Konkuk University School of Medicine, South Korea.
Department of Medical Physics at Memorial Sloan Kettering Cancer Center, USA.
Brief Bioinform. 2021 Jul 20;22(4). doi: 10.1093/bib/bbaa336.
Thyroid nodules are neoplasms commonly found among adults, with papillary thyroid carcinoma (PTC) being the most prevalent malignancy. However, current diagnostic methods often subject patients to unnecessary surgical burden. In this study, we developed and validated an automated, highly accurate multi-study-derived diagnostic model for PTCs using personalized biological pathways coupled with a sophisticated machine learning algorithm. Surprisingly, the algorithm achieved near-perfect performance in discriminating PTCs from non-tumoral thyroid samples with an overall cross-study-validated area under the receiver operating characteristic curve (AUROC) of 0.999 (95% confidence interval [CI]: 0.995-1) and a Brier score of 0.013 on three independent development cohorts. In addition, the algorithm showed excellent generalizability and transferability on two large-scale external blind PTC cohorts consisting of The Cancer Genome Atlas (TCGA), which is the largest genomic PTC cohort studied to date, and the post-Chernobyl cohort, which includes PTCs reported after exposure to radiation from the Chernobyl accident. When applied to the TCGA cohort, the model yielded an AUROC of 0.969 (95% CI: 0.950-0.987) and a Brier score of 0.109. On the post-Chernobyl cohort, it yielded an AUROC of 0.962 (95% CI: 0.918-1) and a Brier score of 0.073. This algorithm also is robust against other various types of clinical scenarios, discriminating malignant from benign lesions as well as clinically aggressive thyroid cancer with poor prognosis from indolent ones. Furthermore, we discovered novel pathway alterations and prognostic signatures for PTC, which can provide directions for follow-up studies.
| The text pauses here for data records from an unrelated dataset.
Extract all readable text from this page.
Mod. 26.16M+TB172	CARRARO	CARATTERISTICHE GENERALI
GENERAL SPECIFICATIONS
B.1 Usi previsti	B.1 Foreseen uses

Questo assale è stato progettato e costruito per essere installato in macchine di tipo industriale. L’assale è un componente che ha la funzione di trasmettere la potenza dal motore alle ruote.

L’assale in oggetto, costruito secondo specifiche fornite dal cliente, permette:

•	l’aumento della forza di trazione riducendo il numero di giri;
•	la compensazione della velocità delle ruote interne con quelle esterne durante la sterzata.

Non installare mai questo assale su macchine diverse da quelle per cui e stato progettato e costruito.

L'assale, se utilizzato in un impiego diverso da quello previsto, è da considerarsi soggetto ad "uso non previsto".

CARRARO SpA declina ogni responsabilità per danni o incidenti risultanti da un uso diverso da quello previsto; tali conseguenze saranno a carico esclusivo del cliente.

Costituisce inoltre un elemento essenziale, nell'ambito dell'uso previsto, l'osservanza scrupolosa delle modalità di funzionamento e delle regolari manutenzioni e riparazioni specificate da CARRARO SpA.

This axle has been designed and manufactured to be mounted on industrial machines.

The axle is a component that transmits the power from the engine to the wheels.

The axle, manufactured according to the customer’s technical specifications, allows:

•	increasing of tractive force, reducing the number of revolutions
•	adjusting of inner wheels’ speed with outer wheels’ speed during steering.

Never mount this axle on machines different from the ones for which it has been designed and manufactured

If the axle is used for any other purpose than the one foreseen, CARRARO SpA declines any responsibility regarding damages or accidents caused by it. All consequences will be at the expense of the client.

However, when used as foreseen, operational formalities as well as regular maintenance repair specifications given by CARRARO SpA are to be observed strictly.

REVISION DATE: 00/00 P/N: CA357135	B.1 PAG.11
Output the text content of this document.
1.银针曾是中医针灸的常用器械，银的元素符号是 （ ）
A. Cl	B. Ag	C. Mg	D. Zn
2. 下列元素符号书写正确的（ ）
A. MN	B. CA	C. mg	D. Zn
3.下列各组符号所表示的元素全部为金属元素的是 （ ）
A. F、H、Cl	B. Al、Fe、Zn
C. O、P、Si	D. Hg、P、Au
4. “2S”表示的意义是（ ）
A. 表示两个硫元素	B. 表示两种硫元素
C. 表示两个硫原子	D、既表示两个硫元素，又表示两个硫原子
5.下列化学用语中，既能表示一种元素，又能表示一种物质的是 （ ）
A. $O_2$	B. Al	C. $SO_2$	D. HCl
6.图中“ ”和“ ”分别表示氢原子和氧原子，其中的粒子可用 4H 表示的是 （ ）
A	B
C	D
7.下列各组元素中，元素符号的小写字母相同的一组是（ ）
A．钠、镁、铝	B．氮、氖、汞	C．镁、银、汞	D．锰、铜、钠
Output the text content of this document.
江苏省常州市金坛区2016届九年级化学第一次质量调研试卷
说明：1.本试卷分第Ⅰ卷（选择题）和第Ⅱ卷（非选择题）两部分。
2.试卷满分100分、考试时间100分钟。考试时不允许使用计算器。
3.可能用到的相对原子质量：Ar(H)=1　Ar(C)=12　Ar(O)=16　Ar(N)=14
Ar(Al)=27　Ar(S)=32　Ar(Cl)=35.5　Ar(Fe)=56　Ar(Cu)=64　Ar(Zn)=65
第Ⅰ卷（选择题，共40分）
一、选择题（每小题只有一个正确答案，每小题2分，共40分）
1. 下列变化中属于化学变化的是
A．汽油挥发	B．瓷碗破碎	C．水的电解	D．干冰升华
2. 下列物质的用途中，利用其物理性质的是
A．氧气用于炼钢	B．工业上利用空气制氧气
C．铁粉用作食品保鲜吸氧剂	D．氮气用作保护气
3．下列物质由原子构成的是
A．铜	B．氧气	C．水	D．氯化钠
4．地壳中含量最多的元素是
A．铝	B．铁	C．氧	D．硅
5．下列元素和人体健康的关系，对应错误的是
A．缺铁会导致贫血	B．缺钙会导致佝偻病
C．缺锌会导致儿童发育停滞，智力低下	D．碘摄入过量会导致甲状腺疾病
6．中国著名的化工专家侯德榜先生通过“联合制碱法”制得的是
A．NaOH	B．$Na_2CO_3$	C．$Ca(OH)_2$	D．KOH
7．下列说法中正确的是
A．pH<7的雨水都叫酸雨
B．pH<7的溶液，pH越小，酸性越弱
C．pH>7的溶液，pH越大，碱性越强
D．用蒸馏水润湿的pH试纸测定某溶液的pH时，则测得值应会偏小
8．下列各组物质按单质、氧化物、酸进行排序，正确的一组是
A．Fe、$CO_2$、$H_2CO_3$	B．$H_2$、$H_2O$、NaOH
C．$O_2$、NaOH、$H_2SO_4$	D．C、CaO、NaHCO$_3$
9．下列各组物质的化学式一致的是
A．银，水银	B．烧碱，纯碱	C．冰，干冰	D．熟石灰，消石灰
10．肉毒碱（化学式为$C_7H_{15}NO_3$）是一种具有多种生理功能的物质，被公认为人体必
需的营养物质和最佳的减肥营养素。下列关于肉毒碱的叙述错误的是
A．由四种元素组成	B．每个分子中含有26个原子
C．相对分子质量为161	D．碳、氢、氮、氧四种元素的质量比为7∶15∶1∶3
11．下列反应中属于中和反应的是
甲状腺结节是成年人中常见的肿瘤,其中甲状腺乳头状癌(PTC)是最常见的恶性肿瘤。然而,目前的诊断方法常常使患者承受不必要的手术负担。在这项研究中,我们开发并验证了一种使用个性化生物途径结合复杂机器学习算法的自动化、高度准确的多研究衍生的 PTC 诊断模型。令人惊讶的是,该算法在区分 PTC 与非肿瘤性甲状腺样本方面表现出近乎完美的性能,在三个独立的开发队列中,整体跨研究验证的接收者操作特征曲线下面积(AUROC)为 0.999(95%置信区间 [CI]:0.995-1),Brier 得分 0.013。此外,该算法在两个大型外部盲 PTC 队列中表现出出色的泛化能力和可转移性,这两个队列包括迄今为止最大的基因组 PTC 队列 The Cancer Genome Atlas(TCGA)和切尔诺贝利后队列,其中包括暴露于切尔诺贝利事故辐射后的 PTC。当应用于 TCGA 队列时,该模型的 AUROC 为 0.969(95%CI:0.950-0.987),Brier 得分为 0.109。在后切尔诺贝利队列中,它的 AUROC 为 0.962(95%CI:0.918-1),Brier 得分为 0.073。该算法还能抵抗其他各种临床情况,区分恶性和良性病变以及预后不良的侵袭性甲状腺癌与惰性甲状腺癌。此外,我们发现了 PTC 的新的途径改变和预后特征,可为后续研究提供方向。